Today I had occasion to drive to Mt. Vernon, to pick Lu up on her way back from a children’s camp in the Muscatine area. Since we are in the middle of the unprecedented flood of the Cedar River, the trip could have been qualified as an adventure.
Fortunately, while it was an adventure, it was relatively uneventful.
The local media was announcing that I-380 was to be closed, so I planned my trip to Mt. Vernon such that I wouldn’t need to cross the Cedar River. I took the Marion Bypass to Hwy 13, took Hwy 13 to Hwy 30, and Hwy 30 into Mt. Vernon. I’d originally planned to take the backroad (Mt. Vernon Rd.) into Mt. Vernon, once I cleared the four-way stop there, I decided to stay on Hwy 13. I was glad that I did, because I was able to see the highway nearly covered by water from the rising Cedar River. It took me 25 minutes to clear the Lindale Mall area, and another 35 to make it from Lindale to Mt. Vernon.
For the trip home, I’d planned to return via Mt. Vernon Road and then take Hwy 13 up to County Home Road to avoid the Lindale traffic. However, I’d heard that I-380 wasn’t actually closed. Instead, there were lane restrictions to allow the emergency vehicles to travel faster. So, we decided to escort our friend, the other driver, back to 380, where she’d stay on this side of the river while we crossed to the other side. Again, I was glad for this change of plans, because we were able to see that Hwy 13 had been closed (the water must have engulfed the road) and also able to see the flooding from the vantage point of the raised highway. It was clear sailing on Hwy 30 to 380, but then 40 minutes to get home from there.
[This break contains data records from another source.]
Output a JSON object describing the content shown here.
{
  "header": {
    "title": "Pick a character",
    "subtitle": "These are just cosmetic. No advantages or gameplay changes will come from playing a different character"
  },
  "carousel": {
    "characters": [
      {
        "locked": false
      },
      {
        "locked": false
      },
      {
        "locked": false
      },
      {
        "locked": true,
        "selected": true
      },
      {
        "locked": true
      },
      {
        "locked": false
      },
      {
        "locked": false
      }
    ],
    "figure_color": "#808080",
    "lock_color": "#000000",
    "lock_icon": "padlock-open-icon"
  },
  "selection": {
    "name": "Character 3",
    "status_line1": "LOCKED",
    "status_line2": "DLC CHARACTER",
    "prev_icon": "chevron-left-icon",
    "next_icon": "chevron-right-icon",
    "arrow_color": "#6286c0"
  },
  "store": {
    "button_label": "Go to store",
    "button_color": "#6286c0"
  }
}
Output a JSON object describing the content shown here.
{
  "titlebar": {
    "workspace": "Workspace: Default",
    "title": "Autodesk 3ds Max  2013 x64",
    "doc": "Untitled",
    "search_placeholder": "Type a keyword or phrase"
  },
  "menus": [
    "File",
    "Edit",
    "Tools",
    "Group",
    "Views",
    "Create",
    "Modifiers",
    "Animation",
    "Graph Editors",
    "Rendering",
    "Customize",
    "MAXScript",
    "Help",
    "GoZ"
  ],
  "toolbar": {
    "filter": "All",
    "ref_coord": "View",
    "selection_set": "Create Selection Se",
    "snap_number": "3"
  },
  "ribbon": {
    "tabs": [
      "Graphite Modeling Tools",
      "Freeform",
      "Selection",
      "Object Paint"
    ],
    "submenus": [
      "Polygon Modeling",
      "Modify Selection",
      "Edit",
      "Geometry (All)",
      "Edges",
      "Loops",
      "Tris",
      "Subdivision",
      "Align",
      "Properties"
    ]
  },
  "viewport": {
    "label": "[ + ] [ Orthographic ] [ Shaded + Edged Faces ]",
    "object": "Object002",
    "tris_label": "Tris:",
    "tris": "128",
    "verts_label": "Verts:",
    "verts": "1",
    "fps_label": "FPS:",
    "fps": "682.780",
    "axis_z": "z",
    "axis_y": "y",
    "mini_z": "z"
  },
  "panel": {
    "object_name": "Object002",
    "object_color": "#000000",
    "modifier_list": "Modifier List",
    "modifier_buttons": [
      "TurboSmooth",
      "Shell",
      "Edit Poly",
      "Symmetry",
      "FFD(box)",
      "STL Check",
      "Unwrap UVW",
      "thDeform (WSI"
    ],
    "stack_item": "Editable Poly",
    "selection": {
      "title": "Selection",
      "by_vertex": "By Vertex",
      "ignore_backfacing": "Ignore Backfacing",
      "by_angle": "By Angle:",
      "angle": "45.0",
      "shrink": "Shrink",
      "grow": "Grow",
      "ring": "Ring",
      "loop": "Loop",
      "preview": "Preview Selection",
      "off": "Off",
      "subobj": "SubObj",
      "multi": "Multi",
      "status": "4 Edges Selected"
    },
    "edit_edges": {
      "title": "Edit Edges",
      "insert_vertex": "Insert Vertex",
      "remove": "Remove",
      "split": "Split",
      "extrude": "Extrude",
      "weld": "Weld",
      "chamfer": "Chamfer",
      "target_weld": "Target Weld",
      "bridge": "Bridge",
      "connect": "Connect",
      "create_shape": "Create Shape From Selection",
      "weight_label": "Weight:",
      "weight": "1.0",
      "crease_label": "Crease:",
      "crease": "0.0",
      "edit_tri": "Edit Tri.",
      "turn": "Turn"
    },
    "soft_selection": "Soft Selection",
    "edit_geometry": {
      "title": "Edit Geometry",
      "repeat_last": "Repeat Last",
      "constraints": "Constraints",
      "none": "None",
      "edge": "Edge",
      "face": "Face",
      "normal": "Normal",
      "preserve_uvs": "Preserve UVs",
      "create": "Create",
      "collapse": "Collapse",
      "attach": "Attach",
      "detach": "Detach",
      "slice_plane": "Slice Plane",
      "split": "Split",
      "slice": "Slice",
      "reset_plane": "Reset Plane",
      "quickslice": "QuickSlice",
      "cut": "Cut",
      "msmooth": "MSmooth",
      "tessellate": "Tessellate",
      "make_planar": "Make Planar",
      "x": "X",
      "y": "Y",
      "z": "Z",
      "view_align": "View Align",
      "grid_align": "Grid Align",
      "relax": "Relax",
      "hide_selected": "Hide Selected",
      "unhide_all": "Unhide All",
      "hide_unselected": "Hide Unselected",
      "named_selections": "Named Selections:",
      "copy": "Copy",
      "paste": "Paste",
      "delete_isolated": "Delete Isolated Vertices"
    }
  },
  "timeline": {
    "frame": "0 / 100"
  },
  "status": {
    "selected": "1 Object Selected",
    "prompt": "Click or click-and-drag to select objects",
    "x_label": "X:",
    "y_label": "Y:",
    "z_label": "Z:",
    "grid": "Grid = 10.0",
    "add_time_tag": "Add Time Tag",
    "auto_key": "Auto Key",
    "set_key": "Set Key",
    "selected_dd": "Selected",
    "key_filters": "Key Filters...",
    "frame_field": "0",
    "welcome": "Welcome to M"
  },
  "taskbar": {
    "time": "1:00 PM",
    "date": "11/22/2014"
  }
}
Again, we took some pictures from the moving car with my iPhone. Compare pictures 7 and 8 to yesterday’s pictures, and you’ll see that the First, Second and Third Avenue bridges are completely engulfed. (Click a picture for more detail.)
3: Yes, That’s a Car Behind the Bike
4: Flood Waters
5: Looking up First Avenue
6: The Dairy Queen
7: “The Covered Bridges of Linn County”
8: Mays Island
The river has not yet crested. My friend Jim provided these updated figures:
- Current level: 28.5
- Predicted crest: unknown, but above 30 feet
If the river crests above 30 feet, then it will crest a full 50% higher than the previously recorded high.
One stunning feature of this flood is the apparent capriciousness. Some homes are completely devastated, while only a few blocks away, life continues with only some inconvenience.